Kenya and Uganda have petitioned the East African Business Council (EABC), over the new law that has raised import taxes on goods from non-EAC countries to 35 percent.
They say that some basic commodities outside the band have also been affected.
In May, the EAC trade and finance ministers adopted 35 percent as the maximum rate for products classified under the 4th Band of the EAC common external tariff.
The band features dairy and meat products, cotton and textiles, iron and steel, edible oils, soaps and beverages and spirits imported from outside the EAC.
Other commodities covered are furniture, leather products, fresh cut flowers, fruits and nuts, sugar and confectionery, coffee, tea and spices, textiles and garments, headgear, ceramic products and paints.
While the 35 percent duty on imported finished products was mooted as having the potential of growing intra-EAC trade, Kenya and Uganda now say the new tax has pushed up the cost of importation, spilling over onto basic commodities.
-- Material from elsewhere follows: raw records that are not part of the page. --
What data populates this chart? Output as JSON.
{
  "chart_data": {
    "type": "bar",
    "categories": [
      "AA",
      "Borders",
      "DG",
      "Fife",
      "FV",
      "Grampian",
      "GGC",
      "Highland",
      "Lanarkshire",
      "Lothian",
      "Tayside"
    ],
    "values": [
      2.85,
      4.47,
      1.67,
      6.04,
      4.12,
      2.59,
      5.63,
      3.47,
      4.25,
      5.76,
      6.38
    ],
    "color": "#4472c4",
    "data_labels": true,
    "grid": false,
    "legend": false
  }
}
Kenyan furniture manufacturer PG Bison Kenya Ltd says the increase of import duty on raw materials used to produce furniture products has forced it to increase prices of products.
“Due to these policy decisions, and along with the recent increases in fuel-related logistics and a rapidly depreciating local currency, our prices will change effective Friday, July 8, 2022. A revised price list will be issued and distributed accordingly,” the company told its customers in a notice.
Uganda is also facing challenges exporting surplus industrial sugar within the region yet Rwanda and Burundi are facing a shortage.
The Kenya Association of Manufacturers (KAM) has cited the new law, which took effect in the new financial year in July, as one of the major causes of high cost of living.
EAC states domesticated the new tax measures in the Finance Act 2022, which became operational on July 1.
“Some of the tax measures in the Finance Act 2022 are set to have an impact on the manufacturing sector,” said Mucai Kunyiha, KAM chairman. “This is unlikely to spur growth in the agriculture and manufacturing sectors.”
John Bosco Kalisa, EABC’s chief executive, said they have received letters from organisations raising concerns over the implementation of the common external tariff.
“Kenya is raising concerns over wood products while Uganda is concerned about industrial sugar. We are going to address the complaints after deliberations,” said Kalisa.
Kenya has been importing wood from EAC partner states, including the Democratic Republic of Congo, after the government banned logging. Now, with the new CET band, imported wood is fetching the same price as finished furniture already in the market.